Published On: Nov 12 2013 11:36:50 AM CSTUpdated On: Nov 12 2013 01:50:45 PM CST
The devastation following a disaster like Typhoon Haiyan often compels people around the world to want to help. Find out the most effective ways you can give so victims get the help they need, according to Charity Navigator,GuideStar and other sources.
Send money. It’s easier to get money to disaster sites than a box of supplies (in some cases, mail service may not even be operational immediately after a disaster, meaning your box may be sitting in a mail facility for a while), and charities on the ground can put your cash donation to good use by buying the most-needed items right at the site and quickly getting them where they need to go. If you have clothes or other supplies around the house you want to donate, Charity Navigator suggests instead selling them at a garage sale to raise money for an aid group.
Don’t send boxes of stuff. It’s natural to want to send the things that will fulfill a need – clothes and blankets to people who have lost everything, boxes of food to the hungry, teddy bears to comfort victims of violence. But most of the time, gifts like these hinder more than help, according to HowStuffWorks.com. For starters, charities will often already have things like blankets or clothes on hand if they know a storm is coming, or they’ll have established channels for quickly and efficiently getting clothes and food to victims. Sending money will let aid organizations buy exactly what victims need and fulfill needs that aren’t already being met. If charities request specific items, follow the group’s instructions for sending those particular things in.
Again – don’t send boxes of stuff. When boxed donations get sent to a disaster site, aid workers and volunteers have to spend time sorting through boxes to figure out what can be used and what should be thrown out before donations can be correctly labeled, packaged up and ultimately given to the people who need them, according to the Federal Emergency Management Agency. Sending money will get the exact type of help where it’s needed most quickly.
Decide what type of work to support. There are a lot of different types of needs that pop up during an emergency, everything from immediate food, water and medical needs to long-term rebuilding projects or therapy for medical and emotional wounds. Look into the specific type of work aid groups are committing to, then give to a group with a mission you want to support.
Be wary of new groups. There are plenty of well-meaning people who set up charities to help with specific disasters, but there are also people ready to take advantage of goodwill by setting up sham charities after a disaster. Giving to established aid groups can help you make sure your money is going where you intend and that the group has experience helping in disasters. If you really want to give to a new group, get proof it has 501(c)(3) status, says Charity Navigator.

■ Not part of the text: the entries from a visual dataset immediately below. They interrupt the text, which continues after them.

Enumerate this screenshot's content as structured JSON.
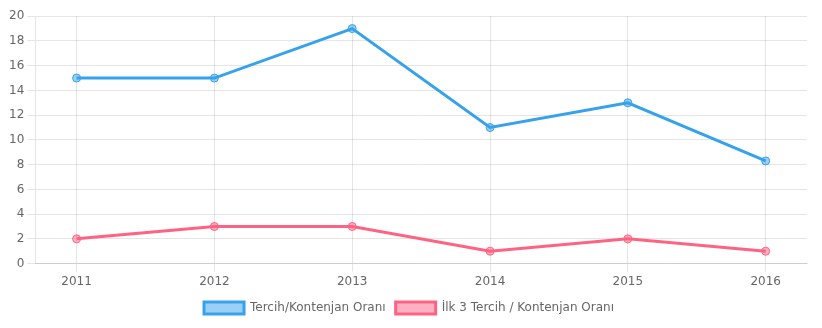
{
  "chart_data": {
    "type": "line",
    "x": [
      2011,
      2012,
      2013,
      2014,
      2015,
      2016
    ],
    "series": [
      {
        "name": "Tercih/Kontenjan Oranı",
        "values": [
          15,
          15,
          19,
          11,
          13,
          8.3
        ],
        "marker": "circle",
        "line_style": "solid"
      },
      {
        "name": "İlk 3 Tercih / Kontenjan Oranı",
        "values": [
          2,
          3,
          3,
          1,
          2,
          1
        ],
        "marker": "circle",
        "line_style": "solid"
      }
    ],
    "xlim": [
      2010.7,
      2016.3
    ],
    "xticks": [
      2011,
      2012,
      2013,
      2014,
      2015,
      2016
    ],
    "ylim": [
      0,
      20
    ],
    "yticks": [
      0,
      2,
      4,
      6,
      8,
      10,
      12,
      14,
      16,
      18,
      20
    ],
    "grid": true,
    "legend": "bottom"
  }
}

Give now, give later. Disaster recovery is often a long-term process. Making a donation a few months or a year after a disaster strikes can be extremely helpful in fulfilling ongoing needs, according to GuideStar.

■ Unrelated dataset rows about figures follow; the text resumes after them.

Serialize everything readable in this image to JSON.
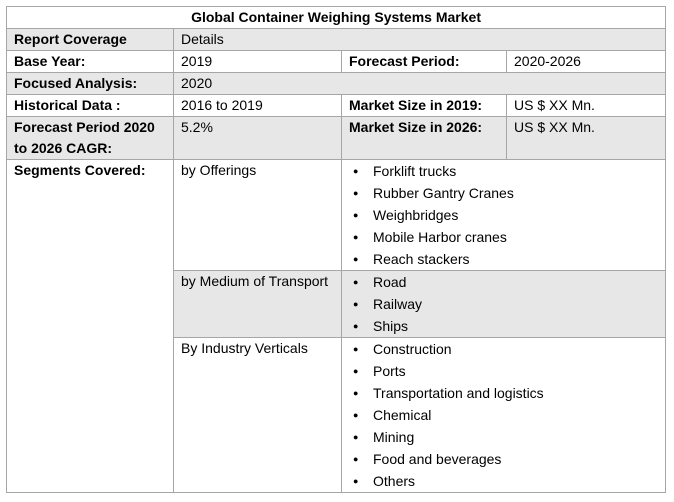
{
  "title": "Global Container Weighing Systems Market",
  "header": {
    "label": "Report Coverage",
    "value": "Details"
  },
  "base_year": {
    "label": "Base Year:",
    "value": "2019"
  },
  "forecast_period": {
    "label": "Forecast Period:",
    "value": "2020-2026"
  },
  "focused_analysis": {
    "label": "Focused Analysis:",
    "value": "2020"
  },
  "historical_data": {
    "label": "Historical Data :",
    "value": "2016 to 2019"
  },
  "market_size_2019": {
    "label": "Market Size in 2019:",
    "value": "US $ XX Mn."
  },
  "cagr": {
    "label": "Forecast Period 2020 to 2026 CAGR:",
    "value": "5.2%"
  },
  "market_size_2026": {
    "label": "Market Size in 2026:",
    "value": "US $ XX Mn."
  },
  "segments": {
    "label": "Segments Covered:",
    "groups": [
      {
        "name": "by Offerings",
        "items": [
          "Forklift trucks",
          "Rubber Gantry Cranes",
          "Weighbridges",
          "Mobile Harbor cranes",
          "Reach stackers"
        ]
      },
      {
        "name": "by Medium of Transport",
        "items": [
          "Road",
          "Railway",
          "Ships"
        ]
      },
      {
        "name": "By Industry Verticals",
        "items": [
          "Construction",
          "Ports",
          "Transportation and logistics",
          "Chemical",
          "Mining",
          "Food and beverages",
          "Others"
        ]
      }
    ]
  }
}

Make sure you’re on a legitimate website. In addition to setting up sham charities, some scam artists out there will set up fake websites that look like charity sites to accept donations. If you’re not already familiar with the website you intend to donate through, try finding a link from a trusted source, like a reputable charity reviewer -- and avoid links that come in emails soliciting donations.
Text carefully. Texting can be an easy way to give -- as long as you make sure you’re texting the correct number and giving to a real group. Research nonprofits and make sure you’re following texting instructions correctly before donating via text. Also, find out whether there are any additional costs if you give via a text message.

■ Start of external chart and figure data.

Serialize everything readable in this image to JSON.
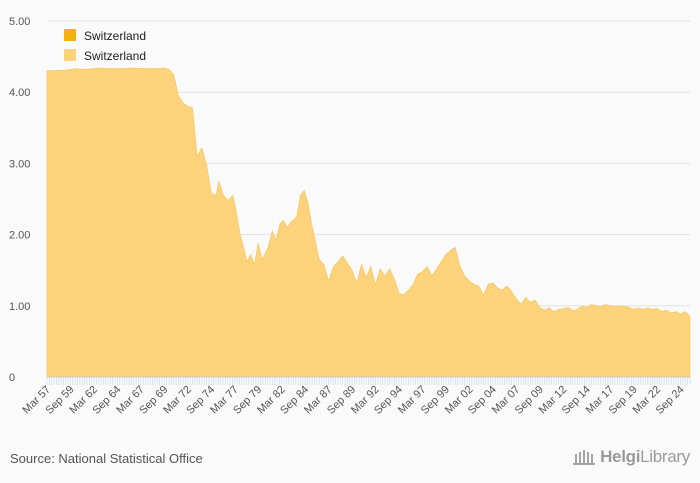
{
  "chart_data": {
    "type": "area",
    "title": "",
    "xlabel": "",
    "ylabel": "",
    "ylim": [
      0,
      5
    ],
    "yticks": [
      {
        "value": 0,
        "label": "0"
      },
      {
        "value": 1,
        "label": "1.00"
      },
      {
        "value": 2,
        "label": "2.00"
      },
      {
        "value": 3,
        "label": "3.00"
      },
      {
        "value": 4,
        "label": "4.00"
      },
      {
        "value": 5,
        "label": "5.00"
      }
    ],
    "x_start_year": 1957,
    "x_end_year": 2025.5,
    "xtick_labels": [
      "Mar 57",
      "Sep 59",
      "Mar 62",
      "Sep 64",
      "Mar 67",
      "Sep 69",
      "Mar 72",
      "Sep 74",
      "Mar 77",
      "Sep 79",
      "Mar 82",
      "Sep 84",
      "Mar 87",
      "Sep 89",
      "Mar 92",
      "Sep 94",
      "Mar 97",
      "Sep 99",
      "Mar 02",
      "Sep 04",
      "Mar 07",
      "Sep 09",
      "Mar 12",
      "Sep 14",
      "Mar 17",
      "Sep 19",
      "Mar 22",
      "Sep 24"
    ],
    "legend": [
      {
        "label": "Switzerland",
        "color": "#f5b10f"
      },
      {
        "label": "Switzerland",
        "color": "#fcd27a"
      }
    ],
    "series": [
      {
        "name": "Switzerland",
        "color": "#fcd27a",
        "points": [
          [
            1957.0,
            4.3
          ],
          [
            1959.0,
            4.31
          ],
          [
            1960.0,
            4.33
          ],
          [
            1961.0,
            4.32
          ],
          [
            1962.5,
            4.34
          ],
          [
            1964.0,
            4.33
          ],
          [
            1966.0,
            4.34
          ],
          [
            1968.0,
            4.33
          ],
          [
            1969.5,
            4.34
          ],
          [
            1970.0,
            4.32
          ],
          [
            1970.5,
            4.25
          ],
          [
            1971.0,
            3.95
          ],
          [
            1971.5,
            3.85
          ],
          [
            1972.0,
            3.8
          ],
          [
            1972.5,
            3.78
          ],
          [
            1973.0,
            3.1
          ],
          [
            1973.5,
            3.22
          ],
          [
            1974.0,
            2.98
          ],
          [
            1974.5,
            2.58
          ],
          [
            1975.0,
            2.55
          ],
          [
            1975.3,
            2.75
          ],
          [
            1975.8,
            2.55
          ],
          [
            1976.3,
            2.48
          ],
          [
            1976.8,
            2.55
          ],
          [
            1977.2,
            2.3
          ],
          [
            1977.6,
            1.98
          ],
          [
            1978.0,
            1.8
          ],
          [
            1978.3,
            1.62
          ],
          [
            1978.7,
            1.72
          ],
          [
            1979.1,
            1.58
          ],
          [
            1979.5,
            1.88
          ],
          [
            1979.9,
            1.65
          ],
          [
            1980.5,
            1.8
          ],
          [
            1981.0,
            2.05
          ],
          [
            1981.4,
            1.92
          ],
          [
            1981.8,
            2.15
          ],
          [
            1982.2,
            2.2
          ],
          [
            1982.6,
            2.1
          ],
          [
            1983.0,
            2.18
          ],
          [
            1983.6,
            2.25
          ],
          [
            1984.0,
            2.55
          ],
          [
            1984.4,
            2.62
          ],
          [
            1984.8,
            2.45
          ],
          [
            1985.2,
            2.15
          ],
          [
            1985.6,
            1.9
          ],
          [
            1986.0,
            1.65
          ],
          [
            1986.5,
            1.58
          ],
          [
            1987.0,
            1.35
          ],
          [
            1987.5,
            1.55
          ],
          [
            1988.0,
            1.62
          ],
          [
            1988.5,
            1.7
          ],
          [
            1989.0,
            1.6
          ],
          [
            1989.5,
            1.5
          ],
          [
            1990.0,
            1.32
          ],
          [
            1990.5,
            1.58
          ],
          [
            1991.0,
            1.4
          ],
          [
            1991.5,
            1.55
          ],
          [
            1992.0,
            1.3
          ],
          [
            1992.5,
            1.52
          ],
          [
            1993.0,
            1.42
          ],
          [
            1993.5,
            1.52
          ],
          [
            1994.0,
            1.38
          ],
          [
            1994.5,
            1.18
          ],
          [
            1995.0,
            1.15
          ],
          [
            1995.5,
            1.22
          ],
          [
            1996.0,
            1.3
          ],
          [
            1996.5,
            1.45
          ],
          [
            1997.0,
            1.48
          ],
          [
            1997.5,
            1.55
          ],
          [
            1998.0,
            1.42
          ],
          [
            1998.5,
            1.52
          ],
          [
            1999.0,
            1.62
          ],
          [
            1999.5,
            1.72
          ],
          [
            2000.0,
            1.78
          ],
          [
            2000.5,
            1.82
          ],
          [
            2001.0,
            1.55
          ],
          [
            2001.5,
            1.42
          ],
          [
            2002.0,
            1.35
          ],
          [
            2002.5,
            1.3
          ],
          [
            2003.0,
            1.28
          ],
          [
            2003.5,
            1.15
          ],
          [
            2004.0,
            1.3
          ],
          [
            2004.5,
            1.32
          ],
          [
            2005.0,
            1.25
          ],
          [
            2005.5,
            1.22
          ],
          [
            2006.0,
            1.28
          ],
          [
            2006.5,
            1.2
          ],
          [
            2007.0,
            1.1
          ],
          [
            2007.5,
            1.02
          ],
          [
            2008.0,
            1.12
          ],
          [
            2008.5,
            1.05
          ],
          [
            2009.0,
            1.08
          ],
          [
            2009.5,
            0.98
          ],
          [
            2010.0,
            0.94
          ],
          [
            2010.5,
            0.97
          ],
          [
            2011.0,
            0.92
          ],
          [
            2011.5,
            0.95
          ],
          [
            2012.0,
            0.96
          ],
          [
            2012.5,
            0.98
          ],
          [
            2013.0,
            0.93
          ],
          [
            2013.5,
            0.95
          ],
          [
            2014.0,
            1.0
          ],
          [
            2014.5,
            0.98
          ],
          [
            2015.0,
            1.02
          ],
          [
            2015.5,
            1.0
          ],
          [
            2016.0,
            0.99
          ],
          [
            2016.5,
            1.02
          ],
          [
            2017.0,
            1.0
          ],
          [
            2017.5,
            0.99
          ],
          [
            2018.0,
            1.0
          ],
          [
            2018.5,
            0.99
          ],
          [
            2019.0,
            0.98
          ],
          [
            2019.5,
            0.95
          ],
          [
            2020.0,
            0.97
          ],
          [
            2020.5,
            0.95
          ],
          [
            2021.0,
            0.97
          ],
          [
            2021.5,
            0.95
          ],
          [
            2022.0,
            0.96
          ],
          [
            2022.5,
            0.92
          ],
          [
            2023.0,
            0.94
          ],
          [
            2023.5,
            0.9
          ],
          [
            2024.0,
            0.92
          ],
          [
            2024.5,
            0.88
          ],
          [
            2025.0,
            0.92
          ],
          [
            2025.5,
            0.85
          ]
        ]
      }
    ]
  },
  "footer": {
    "source": "Source: National Statistical Office",
    "logo_brand": "Helgi",
    "logo_suffix": "Library"
  }
}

Beware of telemarketers. There are two things to watch out for when it comes to phone-solicited donations. First, are you being contacted by a real charity? If you feel compelled to donate, ask the telemarketer to send you information about the group so you can look into it first, then send them a check or donate online instead of giving your credit card information over the phone.
Second, how much of this money will actually go to the charity? Professional telemarketers usually charge nonprofits fees for their services. Charity Navigator recommends asking the telemarketer how much of your donation will be given to the charity -- or even better, just give directly to the organization instead of through the telemarketer.
Read emails cautiously. If you receive an unsolicited email asking for donations, be wary. Someone who suddenly emails you claiming to be a victim or nonprofit working to help may not be who they claim to be. Charity Navigator recommends not responding to unsolicited emails and never opening attachments.